In the above embodiments, the hardware units or modules may be implemented mechanically or electrically. For example, a hardware unit, module or processor may comprise permanently dedicated circuitry or logic (such as a dedicated processor, FPGA or ASIC) to perform the corresponding operations. The hardware units or processors may also include programmable logic or circuitry (e.g., a general purpose processor or other programmable processor) that may be temporarily configured by software to perform the corresponding operations. The specific implementation (mechanical, or dedicated permanent, or temporarily set) may be determined based on cost and time considerations.
The detailed description set forth above in connection with the appended drawings describes exemplary embodiments but does not represent all embodiments that may be practiced or fall within the scope of the claims. The term "exemplary" used throughout this specification means "serving as an example, instance, or illustration," and does not mean "preferred" or "advantageous" over other embodiments. The detailed description includes specific details for the purpose of providing an understanding of the described technology. However, the techniques may be practiced without these specific details. In some instances, well-known structures and devices are shown in block diagram form in order to avoid obscuring the concepts of the described embodiments.

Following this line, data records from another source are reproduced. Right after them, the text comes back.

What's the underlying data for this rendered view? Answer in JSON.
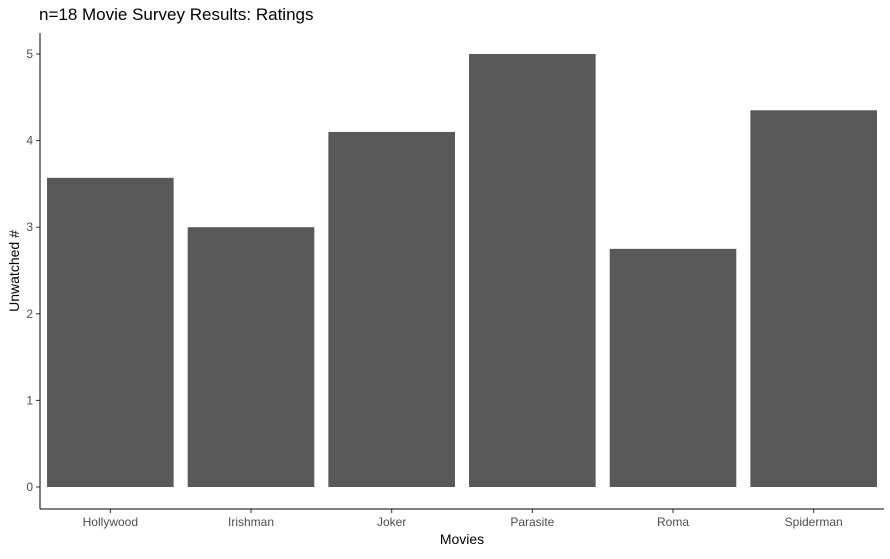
{
  "chart_data": {
    "type": "bar",
    "title": "n=18 Movie Survey Results: Ratings",
    "xlabel": "Movies",
    "ylabel": "Unwatched #",
    "categories": [
      "Hollywood",
      "Irishman",
      "Joker",
      "Parasite",
      "Roma",
      "Spiderman"
    ],
    "values": [
      3.57,
      3.0,
      4.1,
      5.0,
      2.75,
      4.35
    ],
    "ylim": [
      0,
      5.3
    ],
    "yticks": [
      0,
      1,
      2,
      3,
      4,
      5
    ],
    "grid": false,
    "legend": "none",
    "bar_color": "#595959",
    "axis_color": "#000000",
    "tick_label_color": "#4d4d4d"
  }
}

The previous description of the disclosure is provided to enable any person skilled in the art to make or use the disclosure. Various modifications to the disclosure will be readily apparent to those skilled in the art, and the generic principles defined herein may be applied to other variations without departing from the scope of the disclosure. Thus, the disclosure is not intended to be limited to the examples and designs described herein but is to be accorded the widest scope consistent with the principles and novel features disclosed herein.